Tutorialblog ist im Moment nicht erreichbar, aber es war bereits in meinem RSS enthalten. Gute Toolbox :) Einige davon habe ich bereits verwendet. Es ist wirklich praktisch, eine Toolbox zu haben! :)
Großartige Sache, Chris! Ich liebe die Sachen, die du als „Cheat Sheets“ zusammenstellst. Das sind genau die Dinge, die so notwendig erscheinen, wenn wir Dinge IMMER WIEDER neu machen, aber wir nehmen uns selten die Zeit, so etwas zu tun, und beschweren uns stattdessen jedes Mal, wenn wir die Überarbeitung machen.
Danke für die Goodies!
Die Verwendung von generischen Klassen ist wie die Verwendung von Inline-Stilen.
Unter dem Gesichtspunkt der Wartbarkeit gibt es keine Unterschiede zwischen
und
Das ist intrusiver Code und wird vom W3C absolut nicht empfohlen
An dem Tag, an dem du entscheidest, all deine floatRight's in Left's zu ändern, viel Spaß.
Bitte schau dir das an
http://www.w3.org/QA/Tips/goodclassnames
Ok, es scheint, dass das Code-Tag nicht funktioniert…
ich meinte zwischen… style=”float:right” und class=”floatRight”
„An dem Tag, an dem du entscheidest, all deine floatRight's in Left's zu ändern, viel Spaß.“
Es ist nicht ideal, aber mit meiner Methode könnte man einfach die Float-Richtung in CSS umkehren. Wenn wir, wie du vorschlägst, Inline-Stile verwenden, müssten wir den Stil für jedes einzelne Element manuell ändern. Ich stimme zu, dass Inline-Styling manchmal in Ordnung ist und Klassennamen wie „redborder“ dumm sind, aber Floats gehören nicht dazu.
Ich muss Yves hier zustimmen. Durch die Verwendung von Klassennamen in deinem HTML, die Positionierung oder Layout beschreiben, untergräbst du die Kernprinzipien der Trennung von HTML und CSS.

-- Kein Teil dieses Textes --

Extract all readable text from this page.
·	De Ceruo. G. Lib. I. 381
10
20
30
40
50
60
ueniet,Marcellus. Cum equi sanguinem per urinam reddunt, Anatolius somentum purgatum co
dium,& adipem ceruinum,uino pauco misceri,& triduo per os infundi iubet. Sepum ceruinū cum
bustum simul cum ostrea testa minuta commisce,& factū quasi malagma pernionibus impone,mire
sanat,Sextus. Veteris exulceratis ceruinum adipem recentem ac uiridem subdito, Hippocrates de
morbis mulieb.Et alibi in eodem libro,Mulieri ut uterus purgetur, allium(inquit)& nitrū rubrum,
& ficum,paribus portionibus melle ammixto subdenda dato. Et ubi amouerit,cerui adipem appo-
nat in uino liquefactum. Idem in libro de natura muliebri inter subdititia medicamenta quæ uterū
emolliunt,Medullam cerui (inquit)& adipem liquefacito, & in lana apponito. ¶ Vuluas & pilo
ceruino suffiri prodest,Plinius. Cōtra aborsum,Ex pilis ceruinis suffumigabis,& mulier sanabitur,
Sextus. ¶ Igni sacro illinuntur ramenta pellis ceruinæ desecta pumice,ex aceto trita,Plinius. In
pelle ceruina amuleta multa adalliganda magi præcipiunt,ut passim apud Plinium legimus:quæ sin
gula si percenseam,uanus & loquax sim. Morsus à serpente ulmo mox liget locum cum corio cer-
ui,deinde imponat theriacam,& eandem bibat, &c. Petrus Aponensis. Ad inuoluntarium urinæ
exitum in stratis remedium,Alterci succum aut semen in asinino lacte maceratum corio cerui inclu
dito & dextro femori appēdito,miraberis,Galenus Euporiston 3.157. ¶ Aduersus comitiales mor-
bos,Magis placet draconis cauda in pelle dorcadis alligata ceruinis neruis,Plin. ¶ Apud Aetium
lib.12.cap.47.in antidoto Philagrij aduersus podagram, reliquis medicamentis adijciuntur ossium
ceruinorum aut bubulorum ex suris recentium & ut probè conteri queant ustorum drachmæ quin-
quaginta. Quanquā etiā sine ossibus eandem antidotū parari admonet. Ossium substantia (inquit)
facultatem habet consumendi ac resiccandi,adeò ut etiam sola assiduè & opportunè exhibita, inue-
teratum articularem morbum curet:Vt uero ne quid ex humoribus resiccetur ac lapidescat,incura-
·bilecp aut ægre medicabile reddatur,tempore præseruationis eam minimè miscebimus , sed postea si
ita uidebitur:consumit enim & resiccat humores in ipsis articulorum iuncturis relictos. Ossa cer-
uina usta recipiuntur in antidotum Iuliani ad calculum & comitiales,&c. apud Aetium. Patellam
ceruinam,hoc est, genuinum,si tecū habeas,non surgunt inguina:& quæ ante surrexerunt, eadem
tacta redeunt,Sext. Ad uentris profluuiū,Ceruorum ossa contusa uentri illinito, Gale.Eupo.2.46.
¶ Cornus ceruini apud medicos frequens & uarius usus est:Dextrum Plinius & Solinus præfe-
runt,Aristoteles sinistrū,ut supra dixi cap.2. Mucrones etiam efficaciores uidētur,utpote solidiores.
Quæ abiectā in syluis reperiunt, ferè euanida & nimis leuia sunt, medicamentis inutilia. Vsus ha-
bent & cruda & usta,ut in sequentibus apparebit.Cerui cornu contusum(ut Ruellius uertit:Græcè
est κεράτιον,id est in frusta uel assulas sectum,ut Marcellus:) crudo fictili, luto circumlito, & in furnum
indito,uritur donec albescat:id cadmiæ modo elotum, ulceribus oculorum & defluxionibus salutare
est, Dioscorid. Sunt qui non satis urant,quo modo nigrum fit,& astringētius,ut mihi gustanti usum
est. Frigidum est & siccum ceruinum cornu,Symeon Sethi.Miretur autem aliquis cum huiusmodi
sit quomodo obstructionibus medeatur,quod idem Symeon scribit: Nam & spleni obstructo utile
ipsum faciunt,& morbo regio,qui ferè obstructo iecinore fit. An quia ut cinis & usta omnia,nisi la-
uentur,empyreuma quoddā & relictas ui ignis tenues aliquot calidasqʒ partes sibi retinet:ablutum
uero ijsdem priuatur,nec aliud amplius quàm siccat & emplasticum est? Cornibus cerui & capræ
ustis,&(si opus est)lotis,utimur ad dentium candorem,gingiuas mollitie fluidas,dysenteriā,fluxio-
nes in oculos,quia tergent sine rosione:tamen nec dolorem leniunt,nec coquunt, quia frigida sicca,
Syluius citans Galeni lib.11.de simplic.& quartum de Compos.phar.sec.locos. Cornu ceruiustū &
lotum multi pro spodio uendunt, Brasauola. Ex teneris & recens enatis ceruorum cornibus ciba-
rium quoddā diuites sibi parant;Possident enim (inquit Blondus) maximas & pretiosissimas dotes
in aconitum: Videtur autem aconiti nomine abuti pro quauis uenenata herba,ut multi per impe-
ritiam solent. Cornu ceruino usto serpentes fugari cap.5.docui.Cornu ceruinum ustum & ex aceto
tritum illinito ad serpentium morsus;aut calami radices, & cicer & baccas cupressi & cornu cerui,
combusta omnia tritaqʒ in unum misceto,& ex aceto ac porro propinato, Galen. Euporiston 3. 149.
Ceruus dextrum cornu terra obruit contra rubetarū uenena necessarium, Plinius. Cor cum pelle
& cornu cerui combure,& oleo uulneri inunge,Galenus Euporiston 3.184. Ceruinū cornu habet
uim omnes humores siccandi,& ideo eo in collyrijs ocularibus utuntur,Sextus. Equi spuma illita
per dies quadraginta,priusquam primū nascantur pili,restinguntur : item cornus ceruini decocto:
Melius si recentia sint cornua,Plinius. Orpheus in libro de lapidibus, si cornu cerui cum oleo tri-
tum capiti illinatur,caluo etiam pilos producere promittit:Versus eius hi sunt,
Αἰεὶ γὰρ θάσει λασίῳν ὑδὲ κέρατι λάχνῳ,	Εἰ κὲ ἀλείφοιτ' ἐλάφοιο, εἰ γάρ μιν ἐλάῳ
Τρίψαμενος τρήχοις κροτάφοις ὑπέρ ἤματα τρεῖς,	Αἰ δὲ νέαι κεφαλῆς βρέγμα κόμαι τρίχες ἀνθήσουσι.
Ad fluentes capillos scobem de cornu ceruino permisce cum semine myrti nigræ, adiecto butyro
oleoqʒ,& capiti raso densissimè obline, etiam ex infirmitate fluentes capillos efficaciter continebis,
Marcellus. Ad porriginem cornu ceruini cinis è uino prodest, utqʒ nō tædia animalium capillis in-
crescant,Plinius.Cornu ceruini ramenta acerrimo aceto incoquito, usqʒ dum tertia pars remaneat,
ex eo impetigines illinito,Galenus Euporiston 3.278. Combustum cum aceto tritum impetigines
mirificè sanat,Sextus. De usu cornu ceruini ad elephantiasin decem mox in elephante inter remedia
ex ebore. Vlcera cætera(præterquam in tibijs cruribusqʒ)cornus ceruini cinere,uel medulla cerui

Ich denke jedoch, dass die Übernahme eines standardisierten Klassennamensystems für dich als Designer zusammen mit einer Sammlung von Standard-CSS-Snippets eine gute Praxis ist, die man beibehalten sollte. Ein Beispiel wären Menüs;
Du hast eine Basis-CSS-Datei mit Browser-übergreifendem CSS, das UL.menu in zugängliche Linkmenüs formatiert, und dann fügst du einfach eine zusätzliche CSS-Datei hinzu, um Farben, Schriftarten und andere website-spezifische Stile hinzuzufügen. Wenn du in Zukunft eine bessere Möglichkeit findest, mehrere Browser zu unterstützen, aktualisiere einfach deine Basis-CSS-Datei.
Also stimme ich deinem Denken zu, nur nicht deiner tatsächlichen Anwendung.
Ich stimme Chris zu. Ich bevorzuge die Verwendung von Namen wie 'right' und 'left' als Klassennamen für grundlegende Dinge wie Floats. Das macht die Dinge leichter lesbar, und es ist normalerweise keine große Sache, ein Suchen und Ersetzen durchzuführen, wenn es nötig ist.
Ich habe mir deine toolbox.css-Datei angesehen und festgestellt, dass du in einer Zeile einen kleinen Fehler hast (ich weiß nicht, ob irgendein CSS-Interpreter jemals Probleme damit haben wird, aber es schadet nicht, ihn zu beheben)
a[href~=”.pdf]
aber es sollte so sein
a[href~=”.pdf“]
@xbakesx: Danke. Ich hatte das im ursprünglichen Tutorial Blog-Artikel korrigiert, aber vergessen, das Live-Beispiel zu korrigieren.
Styling Extras verwendet CSS3-Selektoren, die von IE^ nicht unterstützt werden.